GSA Annual Meeting in Phoenix, Arizona, USA - 2019

Paper No. 82-7
Presentation Time: 9:55 AM


JONES III, James V., U.S. Geological Survey, Alaska Science Center, 4210 University Drive, Anchorage, AK 99508

Proterozoic sedimentary basins in western North America provide key constraints on the tectonic evolution of southwestern Laurentia and on pre-Rodinia craton interactions. The age, provenance, regional correlation, and tectonic setting of these basins are best assessed by integrating geologic mapping with geochronologic data from associated igneous bodies, metamorphic minerals, and detrital zircon. Along a north–south transect across Paleoproterozoic accreted terranes in Colorado and New Mexico, metasedimentary successions record multiple cycles of basins that formed between ca. 1.78 to 1.60 Ga. Basin formation closely followed regional deformation and metamorphic events that are older in the north and younger to the south. Metasedimentary protoliths were locally derived in most areas, but quartzites within many successions are also compositionally mature. The southward progression of younger basin ages is consistent with regional tectonic models for the evolution of the Paleoproterozoic accretionary provinces. The association of basin formation with orogenic pulses suggests that basin formation and collapse were important processes in the tectonic evolution of the continent. Mesoproterozoic sedimentary basins formed within the older accretionary provinces and help to constrain a ca. 1.45 Ga orogenic cycle in New Mexico and Arizona. The Picuris orogeny (northern New Mexico and beyond) involved tectonic burial, regional metamorphism, plutonism, and ductile deformation of ca. 1.49–1.45 Ga metasedimentary rocks. Mesoproterozoic successions are in apparent conformable contact with Paleoproterozoic strata in many localities, raising questions about the extent and importance of older orogenic events. Circa 1.50 to 1.45 Ga metasedimentary rocks exposed discontinuously from Arizona to western Canada contain ca. 1.60–1.49 Ga non-Laurentian detrital zircon that were derived from formerly adjacent cratons such as Australia.
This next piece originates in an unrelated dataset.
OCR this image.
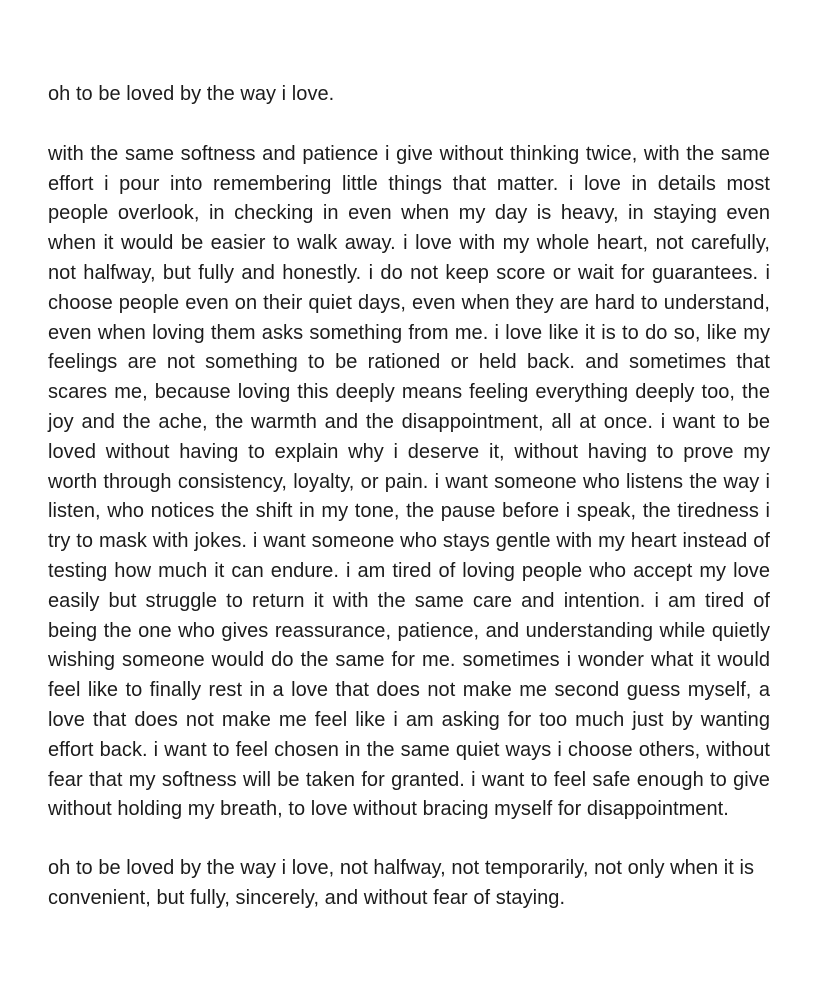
oh to be loved by the way i love.

with the same softness and patience i give without thinking twice, with the same effort i pour into remembering little things that matter. i love in details most people overlook, in checking in even when my day is heavy, in staying even when it would be easier to walk away. i love with my whole heart, not carefully, not halfway, but fully and honestly. i do not keep score or wait for guarantees. i choose people even on their quiet days, even when they are hard to understand, even when loving them asks something from me. i love like it is to do so, like my feelings are not something to be rationed or held back. and sometimes that scares me, because loving this deeply means feeling everything deeply too, the joy and the ache, the warmth and the disappointment, all at once. i want to be loved without having to explain why i deserve it, without having to prove my worth through consistency, loyalty, or pain. i want someone who listens the way i listen, who notices the shift in my tone, the pause before i speak, the tiredness i try to mask with jokes. i want someone who stays gentle with my heart instead of testing how much it can endure. i am tired of loving people who accept my love easily but struggle to return it with the same care and intention. i am tired of being the one who gives reassurance, patience, and understanding while quietly wishing someone would do the same for me. sometimes i wonder what it would feel like to finally rest in a love that does not make me second guess myself, a love that does not make me feel like i am asking for too much just by wanting effort back. i want to feel chosen in the same quiet ways i choose others, without fear that my softness will be taken for granted. i want to feel safe enough to give without holding my breath, to love without bracing myself for disappointment.

oh to be loved by the way i love, not halfway, not temporarily, not only when it is convenient, but fully, sincerely, and without fear of staying.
Non-Laurentian detrital zircon disappear from Belt basin and southwestern U.S. strata beginning ca. 1.45 Ga, corresponding to the onset of the Picuris orogeny in the southwest that was coeval with rifting along its western margin. In short, ca. 1.8–1.4 Ga basins provide sensitive and somewhat unique records of the Proterozoic tectonic evolution of western North America.